Book Review: Buckaroo Banzai Against the World Crime League et al. A Compendium of Evils by The Reno Kid with E. M. Rauch

By Dahl Botterill

I was very excited to discover that Buckaroo Banzai Against the World Crime League: A Compendium of Evil existed. While I’ve never read The Adventures of Buckaroo Banzai Across the Eighth Dimension, I loved the movie; it’s a ridiculous steamroller of uninhibited creativity that plays like a love letter to every bombastic film genre you’ve ever seen. To be perusing the shelves at a bookstore and see a sequel staring back at me seemed too good to be true, and I couldn’t wait to read it. I went in hoping for a wild and crazy thrill-a-minute mess in all the best ways, offbeat and colourful, full of weird characters and over-the-top twists and turns. 

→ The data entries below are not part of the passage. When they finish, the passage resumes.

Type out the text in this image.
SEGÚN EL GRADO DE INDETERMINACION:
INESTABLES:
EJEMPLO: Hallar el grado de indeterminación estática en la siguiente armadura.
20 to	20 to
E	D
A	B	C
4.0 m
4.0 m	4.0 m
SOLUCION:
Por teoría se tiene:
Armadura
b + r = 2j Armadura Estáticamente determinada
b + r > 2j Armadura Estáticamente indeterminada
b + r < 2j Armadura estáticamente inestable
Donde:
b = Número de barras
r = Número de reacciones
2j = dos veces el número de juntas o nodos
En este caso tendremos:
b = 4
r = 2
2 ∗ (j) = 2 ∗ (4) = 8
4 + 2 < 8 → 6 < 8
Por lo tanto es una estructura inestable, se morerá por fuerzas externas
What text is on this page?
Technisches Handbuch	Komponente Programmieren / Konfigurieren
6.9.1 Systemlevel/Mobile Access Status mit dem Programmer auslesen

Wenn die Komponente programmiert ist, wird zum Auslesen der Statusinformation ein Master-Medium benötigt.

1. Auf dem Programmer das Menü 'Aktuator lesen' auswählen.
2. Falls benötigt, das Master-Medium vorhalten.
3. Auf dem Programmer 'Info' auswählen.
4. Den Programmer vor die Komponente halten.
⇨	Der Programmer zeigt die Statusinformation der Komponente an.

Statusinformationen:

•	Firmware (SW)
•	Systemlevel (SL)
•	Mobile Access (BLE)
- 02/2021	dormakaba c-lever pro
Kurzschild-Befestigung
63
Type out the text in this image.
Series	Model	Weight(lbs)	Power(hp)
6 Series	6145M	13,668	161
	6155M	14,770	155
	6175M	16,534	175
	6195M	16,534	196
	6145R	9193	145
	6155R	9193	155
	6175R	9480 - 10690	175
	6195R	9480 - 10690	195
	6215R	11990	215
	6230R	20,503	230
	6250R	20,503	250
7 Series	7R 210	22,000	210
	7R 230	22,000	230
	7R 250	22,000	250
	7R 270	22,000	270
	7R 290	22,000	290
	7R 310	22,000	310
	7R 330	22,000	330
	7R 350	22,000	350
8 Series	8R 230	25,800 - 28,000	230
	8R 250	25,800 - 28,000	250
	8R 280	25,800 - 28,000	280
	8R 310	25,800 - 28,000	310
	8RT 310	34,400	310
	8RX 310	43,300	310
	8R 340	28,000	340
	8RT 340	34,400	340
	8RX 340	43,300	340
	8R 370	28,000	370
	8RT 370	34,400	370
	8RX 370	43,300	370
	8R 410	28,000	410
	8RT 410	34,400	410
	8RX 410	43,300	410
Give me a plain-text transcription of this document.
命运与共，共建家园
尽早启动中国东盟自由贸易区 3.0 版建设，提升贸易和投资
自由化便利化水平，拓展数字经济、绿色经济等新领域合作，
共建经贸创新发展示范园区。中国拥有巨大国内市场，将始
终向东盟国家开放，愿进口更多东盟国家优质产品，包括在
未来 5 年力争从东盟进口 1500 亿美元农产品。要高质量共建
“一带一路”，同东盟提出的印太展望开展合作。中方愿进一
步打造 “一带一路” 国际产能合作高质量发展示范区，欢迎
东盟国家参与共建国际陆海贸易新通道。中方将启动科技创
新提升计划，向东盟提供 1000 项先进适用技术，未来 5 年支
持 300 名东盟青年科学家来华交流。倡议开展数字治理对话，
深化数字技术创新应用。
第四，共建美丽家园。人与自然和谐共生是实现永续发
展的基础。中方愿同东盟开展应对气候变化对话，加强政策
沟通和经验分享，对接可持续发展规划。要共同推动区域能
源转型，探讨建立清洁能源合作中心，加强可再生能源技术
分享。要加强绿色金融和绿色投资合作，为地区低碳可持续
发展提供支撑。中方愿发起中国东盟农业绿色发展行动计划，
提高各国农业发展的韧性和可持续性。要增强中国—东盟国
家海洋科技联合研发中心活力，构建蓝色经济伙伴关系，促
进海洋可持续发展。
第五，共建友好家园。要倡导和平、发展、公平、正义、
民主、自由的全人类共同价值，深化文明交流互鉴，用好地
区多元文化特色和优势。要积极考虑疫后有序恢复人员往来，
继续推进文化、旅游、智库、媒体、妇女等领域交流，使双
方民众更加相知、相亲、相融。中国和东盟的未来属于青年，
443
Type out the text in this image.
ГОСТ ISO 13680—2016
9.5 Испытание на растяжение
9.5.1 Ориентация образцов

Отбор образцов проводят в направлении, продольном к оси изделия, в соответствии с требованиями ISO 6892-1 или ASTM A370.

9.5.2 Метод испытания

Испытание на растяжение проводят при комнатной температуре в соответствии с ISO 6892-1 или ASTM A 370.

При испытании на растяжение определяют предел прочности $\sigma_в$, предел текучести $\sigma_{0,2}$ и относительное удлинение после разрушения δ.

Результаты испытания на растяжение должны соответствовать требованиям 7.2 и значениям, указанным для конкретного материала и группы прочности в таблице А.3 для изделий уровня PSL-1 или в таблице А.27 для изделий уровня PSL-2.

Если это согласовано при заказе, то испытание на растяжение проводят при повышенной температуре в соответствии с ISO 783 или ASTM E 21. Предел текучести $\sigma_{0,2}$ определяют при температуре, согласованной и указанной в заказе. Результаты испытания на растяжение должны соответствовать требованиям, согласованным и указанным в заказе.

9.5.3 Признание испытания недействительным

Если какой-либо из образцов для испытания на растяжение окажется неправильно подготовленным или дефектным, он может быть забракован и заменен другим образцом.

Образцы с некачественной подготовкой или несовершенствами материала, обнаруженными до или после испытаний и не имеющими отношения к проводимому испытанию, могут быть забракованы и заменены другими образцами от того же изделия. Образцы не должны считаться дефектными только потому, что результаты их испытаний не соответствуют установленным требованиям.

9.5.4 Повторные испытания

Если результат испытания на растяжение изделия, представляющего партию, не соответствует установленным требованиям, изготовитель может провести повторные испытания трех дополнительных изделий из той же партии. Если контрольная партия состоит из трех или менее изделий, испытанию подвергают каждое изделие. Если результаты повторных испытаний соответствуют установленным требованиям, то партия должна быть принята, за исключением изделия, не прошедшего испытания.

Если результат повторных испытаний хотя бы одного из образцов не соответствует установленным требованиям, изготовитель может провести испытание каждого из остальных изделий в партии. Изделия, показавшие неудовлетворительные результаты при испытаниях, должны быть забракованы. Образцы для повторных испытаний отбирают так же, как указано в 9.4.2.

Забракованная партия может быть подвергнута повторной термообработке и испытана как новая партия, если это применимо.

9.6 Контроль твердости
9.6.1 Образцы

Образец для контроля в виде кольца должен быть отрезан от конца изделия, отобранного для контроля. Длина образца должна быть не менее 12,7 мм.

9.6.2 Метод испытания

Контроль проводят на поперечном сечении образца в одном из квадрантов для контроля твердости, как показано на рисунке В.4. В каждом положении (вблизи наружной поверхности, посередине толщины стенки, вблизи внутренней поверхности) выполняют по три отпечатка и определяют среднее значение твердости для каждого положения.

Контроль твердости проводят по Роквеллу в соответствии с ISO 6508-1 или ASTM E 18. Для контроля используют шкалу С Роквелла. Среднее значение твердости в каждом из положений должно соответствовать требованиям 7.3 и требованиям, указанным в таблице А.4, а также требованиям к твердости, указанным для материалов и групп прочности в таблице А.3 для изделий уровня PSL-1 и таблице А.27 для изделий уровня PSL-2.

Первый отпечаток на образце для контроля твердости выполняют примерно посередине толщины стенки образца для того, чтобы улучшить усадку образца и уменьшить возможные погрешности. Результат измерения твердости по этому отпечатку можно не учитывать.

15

Well. It does have some weird characters. And it is indeed a mess.

It isn’t that nothing interesting happens, or that the characters aren’t weird, but the writing style is such that everything happens at a positively glacial pace. Twists and turns become long lazy arcs that the reader has entirely too much time to prepare for, and the bulk of that time is spent on tangents, blind alleys, and dialogue that goes nowhere. In a different book or genre that might work, but Buckaroo Banzai suffers; it feels like a book that doesn’t know what it is. 

The writing often feels childish, with the frequent curses misspelled for some largely unexplained reason and a plethora of attention given to toilet humour and bodily functions. The expected audience is ostensibly declared to be young but what may be intended as juvenile comes off as crass and off-putting much of the time. Not only is the self-indulgent style hard to get into, but the language occasionally feels so out of place as to knock the reader right back out. There is certainly a dedication to the weird and offbeat, but it all feels overwritten. The end result is prose that feels manic but lacks any momentum, and the novel is crippled by this incongruity. Rauch takes hundreds of pages to cover what a classic science fiction author would have divulged in thirty, resulting in a story that suffocates under the weight of its own world-building.

I’m sure there are some folks out there that would enjoy this book. Given an effective editor and some very deep cuts, there might have been an entertaining sequel in here somewhere, but in its current form I find it hard to believe it saw publication.